7. It is further urged that number of witnesses were produced who categorically stated that the property in question belonged to the ancestors of the plaintiff and the trial court while dealing with the issues no.1 and 2 has merely considered the oral evidence but ignored the prime important document i.e. the Intakhab of 1862 which was the source of title and the document by which the property vested with the ancestors of the plaintiff. It is thus urged that for the aforesaid reason, this important aspect as well as the document has been ignored by the two courts which in itself is a substantial question of law and the appeal deserves to be admitted.

8. Shri Utkarsh Srivastava, learned counsel for the respondents no.1 and 2 while refuting the aforesaid submissions has urged that Intakhab of 1862 may be an important document but it looses its relevance on account of the fact that with the passage of time, two important legislation i.e. Oudh Rent Act and U. P. Tenancy Act which had an impact and had come into being and in terms thereof, it would still not give any vested right to the plaintiff. It is thus urged that in a suit for injunction which is based on the title hence it is for the plaintiff himself to show its title and in absence of proper title and possession, the suit must fail. Moreover, on the other hand, the defendants had already claimed the property belonging to them and in this light also the suit was not maintainable as the plaintiff was required to seek a declaration in light of the decision of the Apex Court in Anathula Sudhakar Vs. P. Buchi Reddy and others (2008) 4 SCC 598. It is thus submitted that both the courts have recorded findings of fact which are not assailable in exercise of jurisdiction under Section 100 CPC, consequently no question of law arises and the appeal deserves to be dismissed.

9. The Court has heard learned counsel for the appellant and also perused the material on record.

10. In so far as the issue proposed for consideration by the learned counsel for the appellant is concerned, the entire contention rest around the document of 1862 Intakhab. Even if at all, the said document is taken into consideration but the fact remains that at the relevant time to which the said document belonged the Oudh Rent Act of 1882 was in operation. At that relevant time, the tenancy was not heritable. This change in the legislation came with the U.P. Tenancy Act of 1939. There is nothing on record nor it could be demonstrated by the learned counsel for the appellant that in the given circumstances how the property came to be vested with the ancestors during the period when under the Oudh Rent Act the tenancy was not heritable and then how it was treated when the U.P. Tenancy Act of 1939 came to an end. This fact apart, with the advent of the U.P. Z.A. & L. R. Act 1950, on the date of vesting the document which ought to have been filed have not been placed on record to indicate that on the date of vesting the plaintiff or his predecessor were ever recorded or in possession of the property in question. In this view of the matter, it is clear that merely the document of 1862 is not going to help the plaintiff and even if considered, is not going to vest any right unless the aforesaid could have been explained with proper chain of documents and evidence connecting the same which unfortunately has not been done.

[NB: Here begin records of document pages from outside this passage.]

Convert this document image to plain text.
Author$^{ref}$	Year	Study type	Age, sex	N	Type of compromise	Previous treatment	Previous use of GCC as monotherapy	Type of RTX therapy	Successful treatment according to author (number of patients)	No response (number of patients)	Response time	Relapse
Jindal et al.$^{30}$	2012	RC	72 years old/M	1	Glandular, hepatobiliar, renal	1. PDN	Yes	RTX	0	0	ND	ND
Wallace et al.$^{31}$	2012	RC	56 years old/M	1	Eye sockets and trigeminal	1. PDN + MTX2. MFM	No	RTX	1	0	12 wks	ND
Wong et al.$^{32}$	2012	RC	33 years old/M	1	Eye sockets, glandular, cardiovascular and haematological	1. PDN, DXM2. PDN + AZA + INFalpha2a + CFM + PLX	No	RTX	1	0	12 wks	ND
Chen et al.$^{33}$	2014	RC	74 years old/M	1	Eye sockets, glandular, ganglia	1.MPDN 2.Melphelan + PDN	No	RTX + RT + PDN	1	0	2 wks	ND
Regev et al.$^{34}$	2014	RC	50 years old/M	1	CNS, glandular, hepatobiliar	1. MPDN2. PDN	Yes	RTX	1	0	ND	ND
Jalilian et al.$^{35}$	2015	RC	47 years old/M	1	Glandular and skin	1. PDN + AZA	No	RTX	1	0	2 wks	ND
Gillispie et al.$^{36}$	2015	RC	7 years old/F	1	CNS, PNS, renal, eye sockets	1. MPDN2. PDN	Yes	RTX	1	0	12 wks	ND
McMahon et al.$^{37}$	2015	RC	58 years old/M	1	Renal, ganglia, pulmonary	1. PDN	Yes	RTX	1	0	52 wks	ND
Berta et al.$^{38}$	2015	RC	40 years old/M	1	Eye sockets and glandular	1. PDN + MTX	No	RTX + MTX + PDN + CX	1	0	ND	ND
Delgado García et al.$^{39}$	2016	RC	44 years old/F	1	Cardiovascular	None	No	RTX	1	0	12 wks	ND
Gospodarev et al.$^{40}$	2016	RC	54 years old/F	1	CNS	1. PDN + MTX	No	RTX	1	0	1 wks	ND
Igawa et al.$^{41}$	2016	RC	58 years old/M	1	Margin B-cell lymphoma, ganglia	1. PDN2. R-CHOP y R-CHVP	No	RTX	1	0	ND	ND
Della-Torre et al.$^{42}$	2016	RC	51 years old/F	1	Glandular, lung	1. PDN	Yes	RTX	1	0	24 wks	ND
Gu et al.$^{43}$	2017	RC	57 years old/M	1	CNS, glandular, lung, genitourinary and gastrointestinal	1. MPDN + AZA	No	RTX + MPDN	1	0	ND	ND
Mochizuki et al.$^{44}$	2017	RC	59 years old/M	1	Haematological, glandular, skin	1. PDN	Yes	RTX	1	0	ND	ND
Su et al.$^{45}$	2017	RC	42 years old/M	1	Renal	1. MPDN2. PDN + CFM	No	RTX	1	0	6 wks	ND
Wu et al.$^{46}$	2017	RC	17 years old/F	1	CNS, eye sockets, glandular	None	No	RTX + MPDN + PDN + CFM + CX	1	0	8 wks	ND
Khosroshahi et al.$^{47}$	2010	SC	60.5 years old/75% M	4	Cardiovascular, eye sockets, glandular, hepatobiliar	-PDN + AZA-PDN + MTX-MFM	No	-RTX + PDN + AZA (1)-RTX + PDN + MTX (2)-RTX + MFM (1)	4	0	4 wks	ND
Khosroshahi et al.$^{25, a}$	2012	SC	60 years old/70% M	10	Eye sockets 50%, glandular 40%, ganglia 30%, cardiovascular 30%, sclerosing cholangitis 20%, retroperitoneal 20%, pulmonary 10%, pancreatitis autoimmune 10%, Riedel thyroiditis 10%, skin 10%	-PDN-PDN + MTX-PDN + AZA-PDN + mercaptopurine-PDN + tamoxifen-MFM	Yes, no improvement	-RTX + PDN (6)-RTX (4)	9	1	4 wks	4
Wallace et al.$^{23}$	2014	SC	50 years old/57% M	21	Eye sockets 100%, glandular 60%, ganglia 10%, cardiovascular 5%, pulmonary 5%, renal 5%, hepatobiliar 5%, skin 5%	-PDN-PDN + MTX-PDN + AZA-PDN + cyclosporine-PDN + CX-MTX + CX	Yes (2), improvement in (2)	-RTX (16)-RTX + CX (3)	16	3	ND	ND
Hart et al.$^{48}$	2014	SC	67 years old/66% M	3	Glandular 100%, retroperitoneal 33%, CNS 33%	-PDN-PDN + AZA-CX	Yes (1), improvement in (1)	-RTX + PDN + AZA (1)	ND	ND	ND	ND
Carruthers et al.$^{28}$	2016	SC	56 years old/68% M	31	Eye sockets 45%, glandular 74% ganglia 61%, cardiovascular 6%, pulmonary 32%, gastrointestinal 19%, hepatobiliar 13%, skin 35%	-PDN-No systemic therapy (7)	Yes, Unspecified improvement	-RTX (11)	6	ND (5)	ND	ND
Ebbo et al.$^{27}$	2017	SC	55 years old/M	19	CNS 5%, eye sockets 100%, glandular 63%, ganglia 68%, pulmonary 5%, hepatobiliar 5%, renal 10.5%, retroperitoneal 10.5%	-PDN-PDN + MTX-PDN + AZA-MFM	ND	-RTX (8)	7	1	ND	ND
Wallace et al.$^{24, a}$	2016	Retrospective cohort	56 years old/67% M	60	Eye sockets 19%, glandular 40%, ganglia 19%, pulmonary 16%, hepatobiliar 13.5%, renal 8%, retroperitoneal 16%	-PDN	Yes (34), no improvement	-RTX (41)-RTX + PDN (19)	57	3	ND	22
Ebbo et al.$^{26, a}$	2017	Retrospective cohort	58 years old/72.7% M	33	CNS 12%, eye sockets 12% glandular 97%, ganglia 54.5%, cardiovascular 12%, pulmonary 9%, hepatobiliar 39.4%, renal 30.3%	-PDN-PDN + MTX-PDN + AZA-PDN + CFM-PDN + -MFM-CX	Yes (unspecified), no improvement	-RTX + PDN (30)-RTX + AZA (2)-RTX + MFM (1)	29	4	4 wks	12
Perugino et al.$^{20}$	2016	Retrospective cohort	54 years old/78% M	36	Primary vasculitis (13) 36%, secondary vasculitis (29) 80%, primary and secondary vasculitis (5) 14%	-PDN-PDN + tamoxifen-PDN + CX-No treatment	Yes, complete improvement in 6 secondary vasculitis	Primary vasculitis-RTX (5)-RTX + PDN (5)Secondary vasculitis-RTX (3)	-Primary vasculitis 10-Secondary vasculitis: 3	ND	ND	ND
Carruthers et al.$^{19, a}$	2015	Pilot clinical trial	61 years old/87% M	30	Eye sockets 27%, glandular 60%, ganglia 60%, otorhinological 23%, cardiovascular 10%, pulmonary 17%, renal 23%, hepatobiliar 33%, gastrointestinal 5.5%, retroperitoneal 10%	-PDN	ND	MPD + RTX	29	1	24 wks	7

11. Considering the other aspect of the matter regarding the evidences led by the witnesses that also pales into insignificance for the reason that the plaintiff himself could not establish his case and any amount of evidence of the defendants is not going to create title in favour of the person and even otherwise the plaintiff cannot take benefit of the weakness of the defence.

12. In view of the aforesaid, the Court has examined the finding recorded by the two courts and is satisfied that no question of law arises in the instant second appeal, accordingly the same is dismissed at the admission stage. The judgment and decree dated 09.02.1984 passed in Regular Suit No.408 of 1970 and 19.07.1986 passed in Regular Civil Appeal No.98 of 1984 is affirmed. In the facts and circumstances, there shall be no order as to costs.